Burning Man is a lot of things to a lot of people, but at its core, it's a celebration of "radical self-expression." That basically means you can do anything you want as long as it doesn't hurt somebody else ... and we'll call it self-expression to the max, dude.Well, now somebody has burned The Man down four days before he was officially set to go up in smoke, and somebody else has committed suicide (which onlookers believed was performance art ... and maybe it was.)
In a festival famous for its lack of rules, how can anybody get mad at a guy (pictured at right) for expressing himself by setting a fire that they themselves were going to set a few days later?

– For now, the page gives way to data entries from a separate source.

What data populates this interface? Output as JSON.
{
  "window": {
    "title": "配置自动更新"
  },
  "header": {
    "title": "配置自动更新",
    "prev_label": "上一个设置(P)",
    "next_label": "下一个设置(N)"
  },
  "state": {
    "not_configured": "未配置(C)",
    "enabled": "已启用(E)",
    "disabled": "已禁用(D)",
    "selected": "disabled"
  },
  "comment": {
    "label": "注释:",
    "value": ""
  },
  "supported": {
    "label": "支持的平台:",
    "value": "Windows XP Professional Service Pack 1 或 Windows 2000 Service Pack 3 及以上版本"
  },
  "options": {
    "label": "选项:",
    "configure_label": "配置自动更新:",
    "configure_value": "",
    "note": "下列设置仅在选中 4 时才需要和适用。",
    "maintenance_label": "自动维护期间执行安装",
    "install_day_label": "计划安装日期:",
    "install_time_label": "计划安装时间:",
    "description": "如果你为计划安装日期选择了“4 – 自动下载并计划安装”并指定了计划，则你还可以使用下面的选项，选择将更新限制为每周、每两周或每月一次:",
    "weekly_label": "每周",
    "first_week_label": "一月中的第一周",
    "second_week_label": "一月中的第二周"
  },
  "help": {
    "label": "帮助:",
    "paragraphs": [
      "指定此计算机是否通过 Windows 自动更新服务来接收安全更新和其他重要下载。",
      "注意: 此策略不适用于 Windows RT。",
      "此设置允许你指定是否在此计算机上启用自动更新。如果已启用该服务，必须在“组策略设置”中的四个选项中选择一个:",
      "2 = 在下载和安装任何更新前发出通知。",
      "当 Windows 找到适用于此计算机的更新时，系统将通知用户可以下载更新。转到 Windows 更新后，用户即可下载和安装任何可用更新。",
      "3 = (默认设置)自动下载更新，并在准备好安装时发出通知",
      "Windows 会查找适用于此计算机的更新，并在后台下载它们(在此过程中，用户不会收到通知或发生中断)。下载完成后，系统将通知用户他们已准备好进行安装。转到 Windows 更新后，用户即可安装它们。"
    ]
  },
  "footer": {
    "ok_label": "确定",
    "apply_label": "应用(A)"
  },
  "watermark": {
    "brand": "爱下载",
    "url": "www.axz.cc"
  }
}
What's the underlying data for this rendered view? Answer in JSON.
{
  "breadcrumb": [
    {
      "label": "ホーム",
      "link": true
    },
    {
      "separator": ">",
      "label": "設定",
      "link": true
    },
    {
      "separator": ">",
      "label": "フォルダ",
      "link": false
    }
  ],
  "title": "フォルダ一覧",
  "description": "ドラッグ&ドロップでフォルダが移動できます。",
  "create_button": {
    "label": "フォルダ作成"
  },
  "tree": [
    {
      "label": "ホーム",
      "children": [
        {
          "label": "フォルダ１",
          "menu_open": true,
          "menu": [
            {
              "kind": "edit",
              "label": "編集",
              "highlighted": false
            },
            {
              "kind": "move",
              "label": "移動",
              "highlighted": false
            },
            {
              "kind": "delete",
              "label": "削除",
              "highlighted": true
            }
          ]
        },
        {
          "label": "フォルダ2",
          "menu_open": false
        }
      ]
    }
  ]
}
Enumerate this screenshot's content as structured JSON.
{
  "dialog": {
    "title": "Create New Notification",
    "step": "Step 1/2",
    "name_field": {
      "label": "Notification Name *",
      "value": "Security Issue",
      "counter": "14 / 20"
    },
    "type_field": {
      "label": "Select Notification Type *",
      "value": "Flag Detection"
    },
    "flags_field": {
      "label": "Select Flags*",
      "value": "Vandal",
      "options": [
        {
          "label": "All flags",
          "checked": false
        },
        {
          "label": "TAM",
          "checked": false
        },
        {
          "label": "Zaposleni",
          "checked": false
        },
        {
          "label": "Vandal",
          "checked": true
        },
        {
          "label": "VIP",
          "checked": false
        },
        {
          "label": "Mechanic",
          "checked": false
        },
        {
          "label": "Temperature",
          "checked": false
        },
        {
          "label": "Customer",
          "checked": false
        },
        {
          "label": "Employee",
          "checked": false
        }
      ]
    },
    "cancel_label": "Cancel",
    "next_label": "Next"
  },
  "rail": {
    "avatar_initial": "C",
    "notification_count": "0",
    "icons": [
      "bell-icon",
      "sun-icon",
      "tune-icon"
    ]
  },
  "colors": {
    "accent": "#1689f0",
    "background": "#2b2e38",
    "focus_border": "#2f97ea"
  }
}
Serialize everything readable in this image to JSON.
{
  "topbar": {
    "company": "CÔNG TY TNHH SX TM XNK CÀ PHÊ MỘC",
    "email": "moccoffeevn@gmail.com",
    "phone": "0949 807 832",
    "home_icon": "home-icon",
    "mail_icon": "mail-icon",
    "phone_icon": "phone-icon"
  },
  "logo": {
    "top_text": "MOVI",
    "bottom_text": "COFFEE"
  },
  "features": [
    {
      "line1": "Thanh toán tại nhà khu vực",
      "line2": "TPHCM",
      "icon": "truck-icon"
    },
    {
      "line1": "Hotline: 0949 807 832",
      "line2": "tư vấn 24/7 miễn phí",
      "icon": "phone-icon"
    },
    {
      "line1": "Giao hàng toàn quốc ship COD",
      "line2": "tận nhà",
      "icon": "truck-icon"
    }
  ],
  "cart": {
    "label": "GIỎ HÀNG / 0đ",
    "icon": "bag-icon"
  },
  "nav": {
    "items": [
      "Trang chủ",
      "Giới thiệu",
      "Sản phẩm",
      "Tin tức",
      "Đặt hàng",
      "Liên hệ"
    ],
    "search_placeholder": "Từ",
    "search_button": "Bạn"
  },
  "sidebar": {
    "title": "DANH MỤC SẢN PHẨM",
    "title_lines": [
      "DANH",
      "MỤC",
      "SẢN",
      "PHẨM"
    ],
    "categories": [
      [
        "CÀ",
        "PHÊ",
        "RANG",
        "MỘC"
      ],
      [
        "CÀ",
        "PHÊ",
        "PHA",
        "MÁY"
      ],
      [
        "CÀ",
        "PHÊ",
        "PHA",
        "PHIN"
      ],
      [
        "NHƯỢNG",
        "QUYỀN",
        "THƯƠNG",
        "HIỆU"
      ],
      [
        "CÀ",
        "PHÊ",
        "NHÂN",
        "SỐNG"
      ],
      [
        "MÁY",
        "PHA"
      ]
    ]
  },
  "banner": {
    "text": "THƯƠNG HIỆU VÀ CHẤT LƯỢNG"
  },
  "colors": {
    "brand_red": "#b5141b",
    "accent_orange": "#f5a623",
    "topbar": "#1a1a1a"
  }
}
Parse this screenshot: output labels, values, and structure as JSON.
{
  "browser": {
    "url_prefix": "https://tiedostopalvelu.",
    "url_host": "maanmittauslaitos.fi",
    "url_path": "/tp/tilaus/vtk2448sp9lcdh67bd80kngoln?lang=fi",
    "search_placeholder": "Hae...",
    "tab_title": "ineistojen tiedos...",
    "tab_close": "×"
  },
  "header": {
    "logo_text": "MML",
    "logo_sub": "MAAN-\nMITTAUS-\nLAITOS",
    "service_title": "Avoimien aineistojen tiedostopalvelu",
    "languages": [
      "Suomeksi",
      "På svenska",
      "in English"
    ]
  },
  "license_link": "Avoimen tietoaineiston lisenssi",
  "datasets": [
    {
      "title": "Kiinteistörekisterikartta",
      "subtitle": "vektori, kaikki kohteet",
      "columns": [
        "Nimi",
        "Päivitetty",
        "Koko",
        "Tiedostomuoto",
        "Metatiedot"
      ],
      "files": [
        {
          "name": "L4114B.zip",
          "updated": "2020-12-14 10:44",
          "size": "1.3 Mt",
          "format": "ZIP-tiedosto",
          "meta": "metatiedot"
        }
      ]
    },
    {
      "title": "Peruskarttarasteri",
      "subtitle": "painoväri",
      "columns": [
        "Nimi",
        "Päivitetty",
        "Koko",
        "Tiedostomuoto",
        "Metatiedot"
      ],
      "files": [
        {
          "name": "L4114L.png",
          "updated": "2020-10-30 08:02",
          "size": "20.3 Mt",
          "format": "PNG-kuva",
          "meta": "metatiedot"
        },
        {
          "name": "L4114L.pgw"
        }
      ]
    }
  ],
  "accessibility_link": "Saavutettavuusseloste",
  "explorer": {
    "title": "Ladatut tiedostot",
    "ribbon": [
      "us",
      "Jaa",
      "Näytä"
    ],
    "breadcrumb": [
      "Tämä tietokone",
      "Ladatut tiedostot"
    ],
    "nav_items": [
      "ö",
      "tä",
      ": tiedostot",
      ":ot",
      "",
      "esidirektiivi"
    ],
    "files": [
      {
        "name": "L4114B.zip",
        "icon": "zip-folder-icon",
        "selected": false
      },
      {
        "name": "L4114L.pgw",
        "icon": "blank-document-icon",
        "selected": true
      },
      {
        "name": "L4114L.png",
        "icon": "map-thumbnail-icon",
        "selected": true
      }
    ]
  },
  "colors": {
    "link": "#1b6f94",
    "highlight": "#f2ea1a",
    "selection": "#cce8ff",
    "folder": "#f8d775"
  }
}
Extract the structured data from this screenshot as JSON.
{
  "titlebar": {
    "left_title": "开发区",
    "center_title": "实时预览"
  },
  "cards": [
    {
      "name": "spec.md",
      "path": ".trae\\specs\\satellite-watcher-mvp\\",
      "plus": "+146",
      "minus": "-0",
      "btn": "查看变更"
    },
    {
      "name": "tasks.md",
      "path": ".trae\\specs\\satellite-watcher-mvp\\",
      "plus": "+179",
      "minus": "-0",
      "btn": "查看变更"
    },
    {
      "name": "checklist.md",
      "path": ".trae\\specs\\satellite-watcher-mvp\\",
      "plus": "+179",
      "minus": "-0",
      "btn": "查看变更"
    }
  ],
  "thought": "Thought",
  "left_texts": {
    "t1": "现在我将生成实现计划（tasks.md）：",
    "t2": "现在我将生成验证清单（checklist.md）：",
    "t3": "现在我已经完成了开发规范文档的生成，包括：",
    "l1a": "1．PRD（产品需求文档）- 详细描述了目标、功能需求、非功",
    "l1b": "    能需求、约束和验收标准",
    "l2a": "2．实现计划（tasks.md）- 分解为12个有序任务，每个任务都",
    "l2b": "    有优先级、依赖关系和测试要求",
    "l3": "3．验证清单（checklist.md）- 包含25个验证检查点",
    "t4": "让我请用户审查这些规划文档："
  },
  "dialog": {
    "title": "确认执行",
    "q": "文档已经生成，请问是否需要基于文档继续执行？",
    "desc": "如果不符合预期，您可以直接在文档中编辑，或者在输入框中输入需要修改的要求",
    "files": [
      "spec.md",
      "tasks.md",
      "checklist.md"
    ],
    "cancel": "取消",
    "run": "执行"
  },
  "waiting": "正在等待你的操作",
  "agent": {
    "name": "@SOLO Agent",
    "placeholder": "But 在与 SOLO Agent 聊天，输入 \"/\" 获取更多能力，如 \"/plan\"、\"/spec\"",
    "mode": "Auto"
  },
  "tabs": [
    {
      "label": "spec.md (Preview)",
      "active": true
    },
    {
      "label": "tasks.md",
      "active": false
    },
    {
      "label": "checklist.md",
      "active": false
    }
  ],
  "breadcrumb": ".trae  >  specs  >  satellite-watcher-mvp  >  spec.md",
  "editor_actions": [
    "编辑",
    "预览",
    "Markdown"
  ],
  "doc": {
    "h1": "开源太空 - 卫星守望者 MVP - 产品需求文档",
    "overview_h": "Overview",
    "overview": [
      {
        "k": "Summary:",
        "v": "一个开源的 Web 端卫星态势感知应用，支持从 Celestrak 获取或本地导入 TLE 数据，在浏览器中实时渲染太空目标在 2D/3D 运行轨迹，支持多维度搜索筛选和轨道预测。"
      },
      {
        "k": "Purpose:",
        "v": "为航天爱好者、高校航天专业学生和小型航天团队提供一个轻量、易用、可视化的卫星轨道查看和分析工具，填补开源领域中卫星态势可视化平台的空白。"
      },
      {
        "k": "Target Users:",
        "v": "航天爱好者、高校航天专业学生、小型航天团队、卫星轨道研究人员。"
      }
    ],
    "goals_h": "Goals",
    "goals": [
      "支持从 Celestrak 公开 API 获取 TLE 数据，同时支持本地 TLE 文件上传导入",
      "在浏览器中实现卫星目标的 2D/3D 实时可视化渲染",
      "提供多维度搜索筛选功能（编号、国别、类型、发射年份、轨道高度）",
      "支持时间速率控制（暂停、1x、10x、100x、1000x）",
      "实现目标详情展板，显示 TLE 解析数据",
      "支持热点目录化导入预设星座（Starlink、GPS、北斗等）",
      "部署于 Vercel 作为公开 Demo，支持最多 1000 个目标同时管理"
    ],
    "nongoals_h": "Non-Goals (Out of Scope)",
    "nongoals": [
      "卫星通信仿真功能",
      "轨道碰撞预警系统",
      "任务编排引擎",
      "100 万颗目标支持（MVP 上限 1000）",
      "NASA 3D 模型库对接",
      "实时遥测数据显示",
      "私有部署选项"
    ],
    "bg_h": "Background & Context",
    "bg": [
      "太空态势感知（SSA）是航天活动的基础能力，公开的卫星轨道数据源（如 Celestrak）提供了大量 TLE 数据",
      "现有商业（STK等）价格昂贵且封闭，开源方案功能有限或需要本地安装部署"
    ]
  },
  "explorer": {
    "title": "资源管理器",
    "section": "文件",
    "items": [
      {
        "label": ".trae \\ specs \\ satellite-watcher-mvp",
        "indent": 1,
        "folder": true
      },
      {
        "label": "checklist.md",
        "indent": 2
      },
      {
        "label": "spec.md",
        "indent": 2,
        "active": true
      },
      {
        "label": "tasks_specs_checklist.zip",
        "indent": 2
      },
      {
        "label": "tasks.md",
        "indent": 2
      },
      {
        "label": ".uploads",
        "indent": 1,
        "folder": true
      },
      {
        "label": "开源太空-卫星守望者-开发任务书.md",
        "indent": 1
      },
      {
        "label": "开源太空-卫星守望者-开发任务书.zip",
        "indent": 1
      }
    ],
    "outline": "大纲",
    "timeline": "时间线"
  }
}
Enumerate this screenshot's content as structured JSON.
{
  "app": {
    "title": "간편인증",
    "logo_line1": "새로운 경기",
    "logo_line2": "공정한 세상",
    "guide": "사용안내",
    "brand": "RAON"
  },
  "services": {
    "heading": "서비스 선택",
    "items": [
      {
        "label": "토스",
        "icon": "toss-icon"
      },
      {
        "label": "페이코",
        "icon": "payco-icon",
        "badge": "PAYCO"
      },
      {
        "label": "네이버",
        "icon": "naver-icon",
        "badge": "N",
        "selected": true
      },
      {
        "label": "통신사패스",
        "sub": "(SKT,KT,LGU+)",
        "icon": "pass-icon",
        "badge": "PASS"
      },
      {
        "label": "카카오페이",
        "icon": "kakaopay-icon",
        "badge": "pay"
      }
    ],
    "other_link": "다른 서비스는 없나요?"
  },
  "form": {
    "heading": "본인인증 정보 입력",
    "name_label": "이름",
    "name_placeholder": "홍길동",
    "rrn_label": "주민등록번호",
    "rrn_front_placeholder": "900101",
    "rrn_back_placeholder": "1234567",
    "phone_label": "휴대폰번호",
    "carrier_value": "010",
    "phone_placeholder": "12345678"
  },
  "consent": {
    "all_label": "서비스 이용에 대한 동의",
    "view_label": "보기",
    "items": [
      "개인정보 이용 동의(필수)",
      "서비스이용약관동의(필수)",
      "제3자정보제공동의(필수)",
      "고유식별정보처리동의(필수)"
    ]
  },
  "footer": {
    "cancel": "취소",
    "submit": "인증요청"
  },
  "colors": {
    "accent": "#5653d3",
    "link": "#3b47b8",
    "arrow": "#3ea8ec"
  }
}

How ironic is it that somebody is charged with arson at a gathering of people who come to see ... a fire?I attended Burning Man 2001, crawling out of Nevada's Black Rock Desert just a few days before Sept. 11, when Osama expressed himself to the world three great burning images. My view of "radical self-expression" slipped a loop, like a broken filmstrip that melts and burns on the screen.
As I described it then, Burning Man is Salvador Dali meets Mad Max, as told to Dante. It allows participants to live the lives they think they'd should live but can't in the "real" world. It makes only one rule: "No observers" -- meaning, everyone must participate in this radical experiment in community.
Well, at least two people participated, and I'll be interested to see how the Burning Man community reacts to their particular forms of self-expression.